(The Center Square) – An Iowa Department of Transportation traffic safety engineer has spent about a decade researching how to decrease the number of wrong-way driving incidents on highways.
The department is now allocating $1.35 million in fiscal year 2021 money it received through the Federal Highway Administration to implement the solutions Traffic & Safety Engineer Willy Sorenson developed. Strategic Communications Director Andrea Henry told The Center Square in an email that $300,000 in state funds reserved for Intelligent Transportation Systems will be used to purchase and install 60 wrong way driver detection cameras.
Sorenson told The Center Square in a phone interview he mapped out where the events were occurring and analyzed what could have prevented the problem.
“You can’t do anything about wrong way driving unless you know where it started, and you don’t know where it started unless you start digging into each event that you hear about,” Sorenson said.
At each location that saw higher frequency wrong-way incidents, the department has tested various prevention techniques.
“[Wrong way driving] is a human error.

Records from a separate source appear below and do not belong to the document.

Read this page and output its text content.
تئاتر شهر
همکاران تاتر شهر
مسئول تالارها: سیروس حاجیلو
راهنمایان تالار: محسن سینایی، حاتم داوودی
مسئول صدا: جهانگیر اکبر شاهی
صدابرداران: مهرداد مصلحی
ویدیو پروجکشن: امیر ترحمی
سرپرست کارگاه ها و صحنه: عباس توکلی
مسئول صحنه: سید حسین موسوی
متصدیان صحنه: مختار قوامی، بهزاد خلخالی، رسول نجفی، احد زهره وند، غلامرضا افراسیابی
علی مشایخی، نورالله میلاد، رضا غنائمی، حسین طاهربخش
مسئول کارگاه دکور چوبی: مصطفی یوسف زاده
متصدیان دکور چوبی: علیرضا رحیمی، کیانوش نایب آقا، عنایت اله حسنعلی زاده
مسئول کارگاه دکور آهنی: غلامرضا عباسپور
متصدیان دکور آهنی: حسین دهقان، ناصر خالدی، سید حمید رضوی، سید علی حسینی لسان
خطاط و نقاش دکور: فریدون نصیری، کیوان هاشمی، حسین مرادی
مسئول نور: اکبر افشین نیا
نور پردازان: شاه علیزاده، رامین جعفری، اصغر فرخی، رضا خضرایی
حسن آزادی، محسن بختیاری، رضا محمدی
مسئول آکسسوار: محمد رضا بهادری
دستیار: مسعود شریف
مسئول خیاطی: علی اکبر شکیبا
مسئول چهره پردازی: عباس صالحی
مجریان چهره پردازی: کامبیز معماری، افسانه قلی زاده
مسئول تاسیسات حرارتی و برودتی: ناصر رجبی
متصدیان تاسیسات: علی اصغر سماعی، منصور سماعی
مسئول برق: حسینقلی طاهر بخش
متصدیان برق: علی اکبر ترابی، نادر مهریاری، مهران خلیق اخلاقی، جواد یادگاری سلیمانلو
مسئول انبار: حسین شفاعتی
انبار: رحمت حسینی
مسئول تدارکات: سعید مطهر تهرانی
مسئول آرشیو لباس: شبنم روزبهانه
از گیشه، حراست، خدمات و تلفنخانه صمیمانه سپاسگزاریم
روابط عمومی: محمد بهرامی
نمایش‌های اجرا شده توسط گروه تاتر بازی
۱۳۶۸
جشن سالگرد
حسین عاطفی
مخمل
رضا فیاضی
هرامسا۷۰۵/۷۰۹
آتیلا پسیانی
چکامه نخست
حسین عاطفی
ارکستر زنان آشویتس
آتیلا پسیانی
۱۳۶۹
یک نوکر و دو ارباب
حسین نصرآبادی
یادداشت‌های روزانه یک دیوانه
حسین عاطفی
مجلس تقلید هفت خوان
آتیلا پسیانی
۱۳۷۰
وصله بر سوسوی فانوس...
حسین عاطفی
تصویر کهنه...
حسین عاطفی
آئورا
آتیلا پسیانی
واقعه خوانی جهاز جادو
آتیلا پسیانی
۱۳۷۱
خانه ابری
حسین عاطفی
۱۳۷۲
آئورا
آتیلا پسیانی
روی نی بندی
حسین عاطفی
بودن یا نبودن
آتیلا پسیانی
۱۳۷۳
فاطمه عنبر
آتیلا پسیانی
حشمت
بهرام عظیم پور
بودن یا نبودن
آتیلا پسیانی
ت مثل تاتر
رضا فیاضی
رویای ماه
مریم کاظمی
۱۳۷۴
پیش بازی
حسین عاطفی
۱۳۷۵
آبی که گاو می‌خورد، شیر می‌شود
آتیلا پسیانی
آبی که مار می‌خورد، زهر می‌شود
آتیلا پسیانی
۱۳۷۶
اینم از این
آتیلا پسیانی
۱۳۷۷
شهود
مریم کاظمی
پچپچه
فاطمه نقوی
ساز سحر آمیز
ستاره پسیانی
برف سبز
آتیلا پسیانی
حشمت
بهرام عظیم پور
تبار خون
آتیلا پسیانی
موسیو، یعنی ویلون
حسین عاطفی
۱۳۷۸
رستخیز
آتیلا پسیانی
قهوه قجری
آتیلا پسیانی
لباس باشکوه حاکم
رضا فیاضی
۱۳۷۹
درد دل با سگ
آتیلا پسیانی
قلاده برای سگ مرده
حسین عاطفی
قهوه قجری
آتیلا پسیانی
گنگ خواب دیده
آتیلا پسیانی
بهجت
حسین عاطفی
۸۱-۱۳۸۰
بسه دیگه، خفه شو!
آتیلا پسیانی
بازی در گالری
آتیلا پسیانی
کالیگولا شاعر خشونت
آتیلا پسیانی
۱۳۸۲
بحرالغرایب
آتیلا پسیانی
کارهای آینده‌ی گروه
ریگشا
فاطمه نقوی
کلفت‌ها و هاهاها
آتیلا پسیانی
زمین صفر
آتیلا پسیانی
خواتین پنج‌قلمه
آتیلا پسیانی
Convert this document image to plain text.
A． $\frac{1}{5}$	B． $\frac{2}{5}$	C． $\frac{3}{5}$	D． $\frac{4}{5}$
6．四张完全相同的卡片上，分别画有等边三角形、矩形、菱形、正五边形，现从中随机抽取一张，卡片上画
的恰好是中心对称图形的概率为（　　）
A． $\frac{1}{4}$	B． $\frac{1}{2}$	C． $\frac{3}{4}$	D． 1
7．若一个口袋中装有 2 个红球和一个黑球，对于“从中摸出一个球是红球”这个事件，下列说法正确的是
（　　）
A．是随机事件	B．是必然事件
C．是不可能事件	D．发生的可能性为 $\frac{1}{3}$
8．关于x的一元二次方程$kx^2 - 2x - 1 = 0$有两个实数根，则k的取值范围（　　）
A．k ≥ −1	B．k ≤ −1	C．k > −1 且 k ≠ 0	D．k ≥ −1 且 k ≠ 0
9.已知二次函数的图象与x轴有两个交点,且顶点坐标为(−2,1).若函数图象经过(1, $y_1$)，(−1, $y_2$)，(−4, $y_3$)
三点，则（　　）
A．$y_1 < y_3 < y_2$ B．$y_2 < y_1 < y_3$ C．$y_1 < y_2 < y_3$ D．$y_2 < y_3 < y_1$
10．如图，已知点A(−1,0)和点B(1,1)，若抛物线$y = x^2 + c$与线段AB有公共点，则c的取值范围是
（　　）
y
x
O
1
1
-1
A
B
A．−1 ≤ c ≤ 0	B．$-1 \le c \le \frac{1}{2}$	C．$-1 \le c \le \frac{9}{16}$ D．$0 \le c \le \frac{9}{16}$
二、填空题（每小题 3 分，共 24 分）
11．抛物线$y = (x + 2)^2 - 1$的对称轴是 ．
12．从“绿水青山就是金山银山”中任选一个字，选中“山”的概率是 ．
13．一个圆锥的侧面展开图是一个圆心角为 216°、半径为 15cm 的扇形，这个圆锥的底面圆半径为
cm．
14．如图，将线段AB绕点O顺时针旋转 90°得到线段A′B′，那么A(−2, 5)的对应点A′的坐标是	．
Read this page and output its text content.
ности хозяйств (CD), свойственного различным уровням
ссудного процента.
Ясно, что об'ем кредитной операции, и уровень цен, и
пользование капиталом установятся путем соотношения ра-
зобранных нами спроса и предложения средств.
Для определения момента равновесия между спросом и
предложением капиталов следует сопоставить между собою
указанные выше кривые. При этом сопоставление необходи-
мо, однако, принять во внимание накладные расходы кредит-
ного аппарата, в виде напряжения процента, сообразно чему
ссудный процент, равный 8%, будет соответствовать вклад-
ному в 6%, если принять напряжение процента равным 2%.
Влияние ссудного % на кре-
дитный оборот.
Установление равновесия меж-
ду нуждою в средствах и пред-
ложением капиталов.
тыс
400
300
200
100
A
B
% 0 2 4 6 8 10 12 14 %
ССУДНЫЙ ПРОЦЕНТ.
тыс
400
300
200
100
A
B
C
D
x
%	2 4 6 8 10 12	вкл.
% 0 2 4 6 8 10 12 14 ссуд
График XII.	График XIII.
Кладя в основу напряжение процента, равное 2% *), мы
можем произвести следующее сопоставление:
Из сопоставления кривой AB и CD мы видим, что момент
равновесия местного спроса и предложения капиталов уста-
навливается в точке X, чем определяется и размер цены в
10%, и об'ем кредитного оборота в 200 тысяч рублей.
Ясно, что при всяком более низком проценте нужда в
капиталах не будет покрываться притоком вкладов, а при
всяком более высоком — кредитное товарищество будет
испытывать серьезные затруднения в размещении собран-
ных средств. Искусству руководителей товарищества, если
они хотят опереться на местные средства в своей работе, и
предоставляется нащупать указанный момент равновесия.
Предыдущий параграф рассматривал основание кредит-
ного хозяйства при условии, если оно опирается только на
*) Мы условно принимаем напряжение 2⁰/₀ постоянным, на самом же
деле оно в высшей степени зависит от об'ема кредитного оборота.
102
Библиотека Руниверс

Any time you deal with humans, they build a better mousetrap, and we got to figure out what to do to counteract their human behavior,” he said. “Sixty percent of wrong way driving is intoxicated, 20% are elderly and 20% are just confused.”
He said the department intends to address each of those groups “in some degree.” He said the most egregious drunk driving incidents may not be stopped, but it may help prevent less intoxicated drivers and those who are elderly or confused from entering the highways in the wrong direction.
Sorenson said each of the locations has warning signs, “but we’re kicking it up a notch.” At the 165 locations that a department committee selected based on potential for wrong-way driving, the department is increasing the signage size by 80%, from 3 ft. by 3 ft. to 4 ft. by 4 ft. They’re also angling the signs toward drivers who are “about to drive the wrong way” so that drivers can see them before and during the turn, as well as placing them about 50 feet away from stop signs, instead of on the back of stop signs, as they had been doing.
About half of the locations where the 228 wrong-way driving events on U.S. 30 Boone to Nevada that occurred from July 2014 to July 2021 occurred on “at grade” intersections, where a local road intersects a highway at the same elevation, according to the department. Those intersections will have large white painted arrows in the through lanes.
Sixty cameras, which will be placed at “higher risk locations,” will alert staff via email when they spot a wrong way driver.
“It’s not a silver bullet,” he said. “I’d love to get from 11 fatalities last year to zero this year, but I just want to make a dent in it.… I don’t know at what point I’ll be comfortable; I suppose at zero, when we have zero crashes a year, but I might be chasing that until I’m 110.”
Sorenson said Iowa has about 20 wrong-way crashes annually, each involving emergency services response costs.
Sorenson reminded the public to help prevent car accidents involving wrong way driving by driving in the right lane on the highway, pulling over to the right shoulder if they see a wrong-way driver, and reporting the location of any wrong-way driving by calling 911.